Ce soir, je pense à tous les jeunes qui se découvrent, qui réalisent que, peut-être, ils sont différents, et qui entendent des horreurs à longueur de journée, à longueur d'interview de Boutin ou de Frigide Barjot ou d'autres pontes de l'UMP et des diginitaires religieux expliquer que les homosexuels sont des sous-citoyens et doivent le rester (qui plus est, avec des arguments qui ne tiennent pas la route mais qu'aucun journaliste ne semble décidé à démonter). Je pense à tous ces jeunes dont les familles soutiennent ce mouvement, et vont aller manifester pour qu'ils n'aient pas les droits auxquels ils peuvent prétendre. Je pense à ceux qui vont vivre dans ce mensonge que je n'ai plus supporté à peine formulé, probablement par nécessité plus que par choix, parce que l'alternative est cruelle. Je pense à tous ces jeunes qui vont prendre en pleine figure la haine qui sera dans la rue le 13 janvier comme elle l'était en novembre.

J'ai énormément de chance : beaucoup ne l'ont pas. Se découvrir homosexuel(le) n'a rien de facile. Même dans la meilleure des situations, on sait qu'on va être confronté à ce que vit n'importe quelle minorité. L'ambiance du moment, l'opposition frontale et la violence des discours, en plus de blesser toute une partie de la population, met beaucoup de jeunes dans l'embarras et risque de briser des familles.

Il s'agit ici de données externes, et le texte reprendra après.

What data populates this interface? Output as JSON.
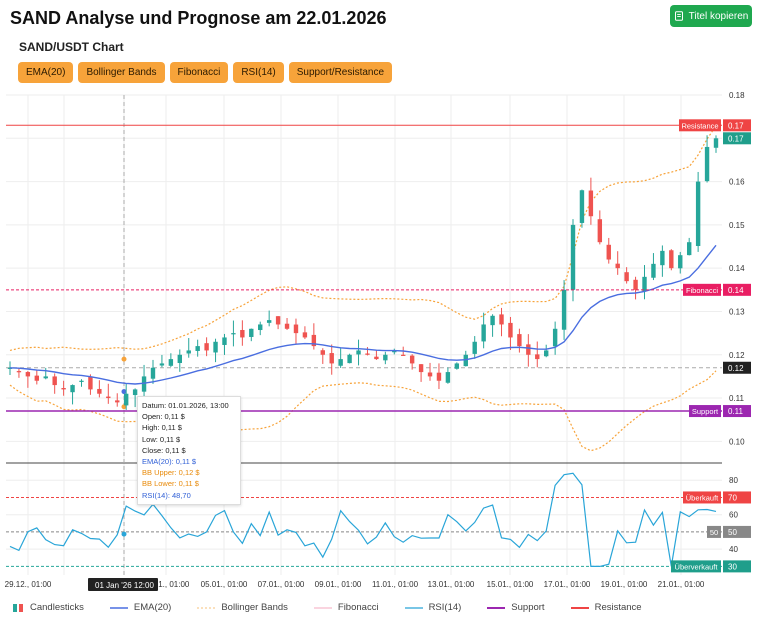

Ce soir je pense à eux et je suis sacrément content de ne pas être scolarisé dans une école privée de l'enseignement catholique mais d'avoir une famille ouverte d'esprit à la place. Entre-autres.

Notes

[1]. Je ne parle pas de l'humour authentique qui fait faire des blagues parfois douteuses, mais quand on se connaît et qu'il n'y a pas d'arrière pensée, qu'on rigole juste entre soi, ce n'est pas vraiment un problème. Tout est une question de contexte. Je parle plutôt de ce qui a une résonance médiatique ou qui vous poursuit dans votre boulot, le côté malsain, en somme.

[2]. Manifester contre un droit, c'est du jamais vu. Même en 1984, lors de la grande manifestation pour la défense de l'école privée. Il s'agissait plus de défendre une possibilité qu'un droit, mais ce n'était pas contre un droit.